After they unloaded the equipment case, he returned to the truck for the food while she opened the case and began to unpack the telescope. He also found a picnic blanket, and spread it near where she was working.

She was obviously well-practiced; the apparatus, a reflecting telescope with a 12-inch primary mirror, was assembled in less than a minute. Then she took a couple of devices - one some kind of handheld laser tool, the other looking like nothing so much as a lens cap - and used them in the process of making some kind of adjustments to the telescope. "What's that you're doing?" he asked.

"It's called collimating," she answered. "Making sure the mirrors and the focuser are in alignment, in case transporting it has misaligned them. It just takes a minute or two."

She finished a moment later, stowed the tools back in the telescope case, and sat beside him on the picnic blanket. "Let's eat; it won't be dark for at least another hour. I see you've opened the wine already."

. . .

Jennifer aimed the telescope at the gibbous moon, checked the view, and then invited him to look. He took a drink of wine from the bottle and passed it back to her, then looked into the eyepiece. The lunar surface was like he'd only seen in photos. Countless craters filled the view, every one sharply defined. "Goddamn, I bet you could see Neil Armstrong's footprints through this thing!"

"Not quite," she said. "I did buy the biggest telescope I could afford, I told myself it was an investment in my future. That's what I told myself, but the truth is I just wanted a Big Friggin' Telescope. Anyway, no portable unit will show you Armstrong's footprints, or the flag he planted."

"Yeah, I was exaggerating, but wow... this is really amazing." He felt privileged to be here as she shared her passion with him. It was too bad that her apathy toward music precluded sharing his own with her... well, no matter. He was here now, and space was a passion of his as well.

He admired the view a little longer, then backed off and accepted the bottle back from her. "Please, show me more."

She returned to the telescope and re-aimed it. Looking through it, she muttered "ooh, nice." Again she invited him to look.

He saw a sphere banded with varying shades of beige, tan, and reddish brown. "That's Jupiter!" he exclaimed with delight. "I can even see the moons!"

"Ganymede, Europa, and Io, to be specific," she said. "Callisto's on the far side behind the planet right now."

He studied it a while, then stepped back and told her: "I've seen Jupiter before, but only as another bright star in the sky. I've also seen Mars and Venus with my unaided eyes."

"Not Saturn?" She moved to stand behind him, stretched her right arm past his head to point at the sky, and said "There's Jupiter. See it?"

He did. "I see it."

Her arm moved a little. "That's Saturn."

He followed her finger to a "star" a little less bright than Jupiter. "I see it, too."

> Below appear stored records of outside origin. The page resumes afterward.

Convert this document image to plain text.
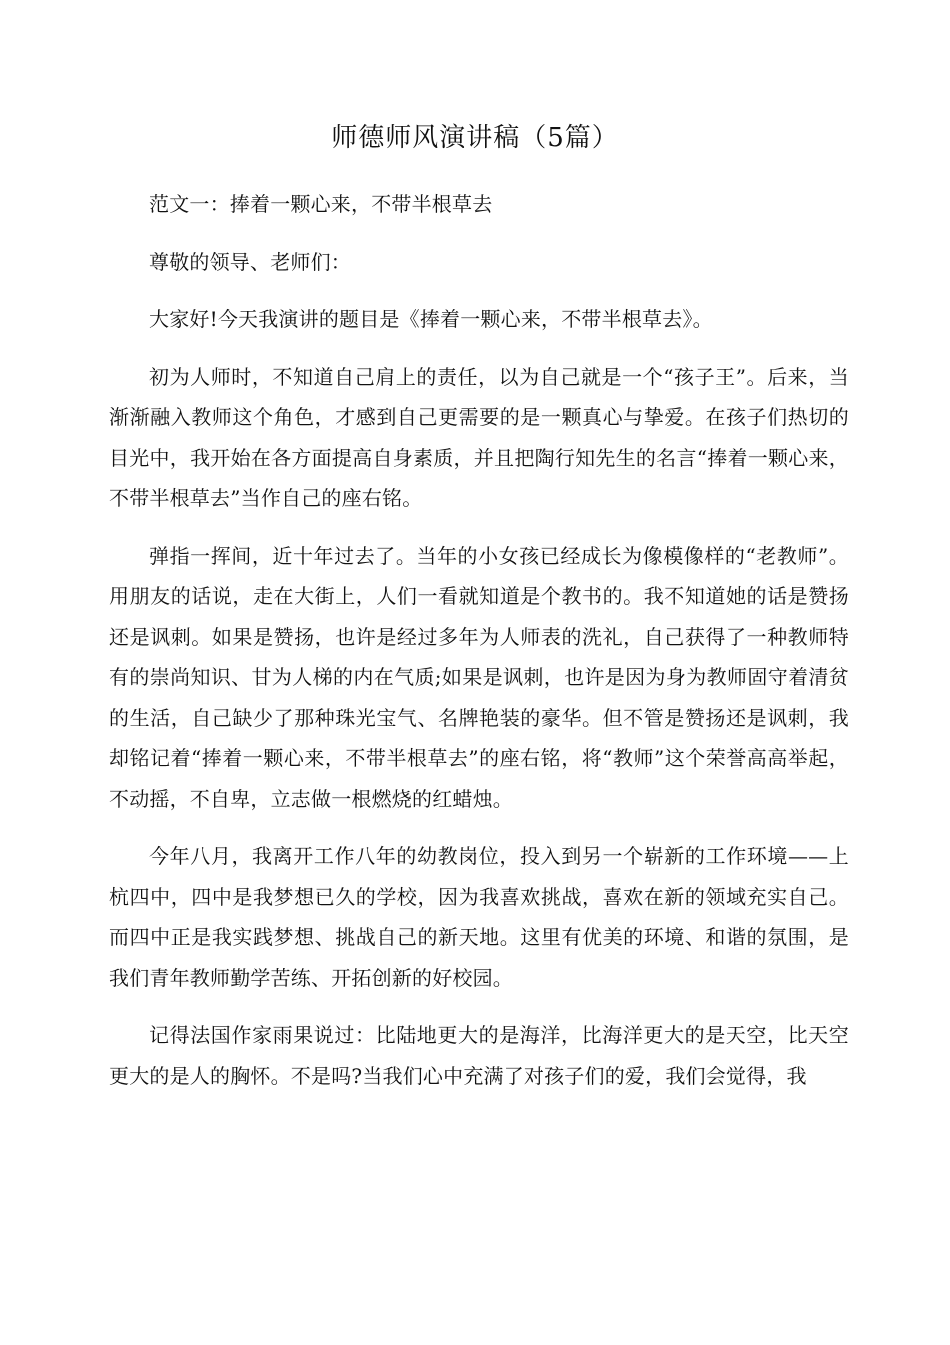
师德师风演讲稿（5篇）

范文一：捧着一颗心来，不带半根草去

尊敬的领导、老师们：

大家好!今天我演讲的题目是《捧着一颗心来，不带半根草去》。

初为人师时，不知道自己肩上的责任，以为自己就是一个“孩子王”。后来，当渐渐融入教师这个角色，才感到自己更需要的是一颗真心与挚爱。在孩子们热切的目光中，我开始在各方面提高自身素质，并且把陶行知先生的名言“捧着一颗心来，不带半根草去”当作自己的座右铭。

弹指一挥间，近十年过去了。当年的小女孩已经成长为像模像样的“老教师”。用朋友的话说，走在大街上，人们一看就知道是个教书的。我不知道她的话是赞扬还是讽刺。如果是赞扬，也许是经过多年为人师表的洗礼，自己获得了一种教师特有的崇尚知识、甘为人梯的内在气质;如果是讽刺，也许是因为身为教师固守着清贫的生活，自己缺少了那种珠光宝气、名牌艳装的豪华。但不管是赞扬还是讽刺，我却铭记着“捧着一颗心来，不带半根草去”的座右铭，将“教师”这个荣誉高高举起，不动摇，不自卑，立志做一根燃烧的红蜡烛。

今年八月，我离开工作八年的幼教岗位，投入到另一个崭新的工作环境——上杭四中，四中是我梦想已久的学校，因为我喜欢挑战，喜欢在新的领域充实自己。而四中正是我实践梦想、挑战自己的新天地。这里有优美的环境、和谐的氛围，是我们青年教师勤学苦练、开拓创新的好校园。

记得法国作家雨果说过：比陆地更大的是海洋，比海洋更大的是天空，比天空更大的是人的胸怀。不是吗?当我们心中充满了对孩子们的爱，我们会觉得，我
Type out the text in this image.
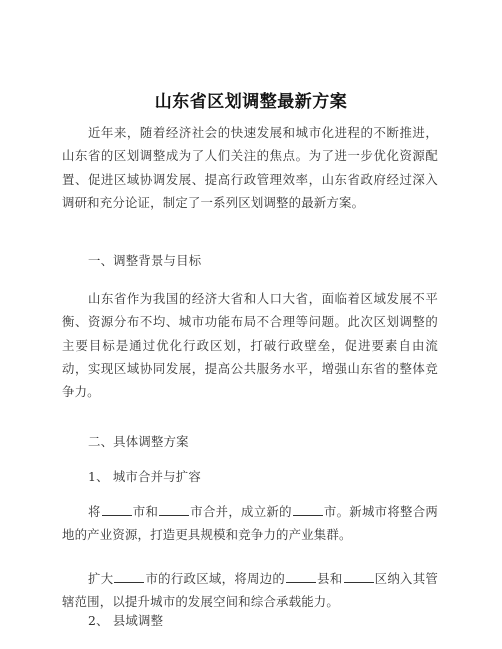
山东省区划调整最新方案

近年来，随着经济社会的快速发展和城市化进程的不断推进，山东省的区划调整成为了人们关注的焦点。为了进一步优化资源配置、促进区域协调发展、提高行政管理效率，山东省政府经过深入调研和充分论证，制定了一系列区划调整的最新方案。

一、调整背景与目标

山东省作为我国的经济大省和人口大省，面临着区域发展不平衡、资源分布不均、城市功能布局不合理等问题。此次区划调整的主要目标是通过优化行政区划，打破行政壁垒，促进要素自由流动，实现区域协同发展，提高公共服务水平，增强山东省的整体竞争力。

二、具体调整方案
1、 城市合并与扩容

将	市和	市合并，成立新的	市。新城市将整合两地的产业资源，打造更具规模和竞争力的产业集群。

扩大	市的行政区域，将周边的	县和	区纳入其管辖范围，以提升城市的发展空间和综合承载能力。

2、 县域调整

She returned to the telescope and aimed the barrel again. "Check it out."

It was Saturn, all right. The rings were gorgeous, and as with Jupiter, a few moons were evident as well.

Euphoria overwhelmed him; it came partly from the view through the telescope, and partly from her company. Being buzzed on wine intensified the high. "Oh, Jennifer," he sighed, "this is so beautiful. Thank you for bringing me here and showing me this."

"I'm glad to have you here, too," she said. "I always come here alone, there's nobody else I can bring. Some of my friends would be all for coming out and drinking under the stars, but none would be into looking at them."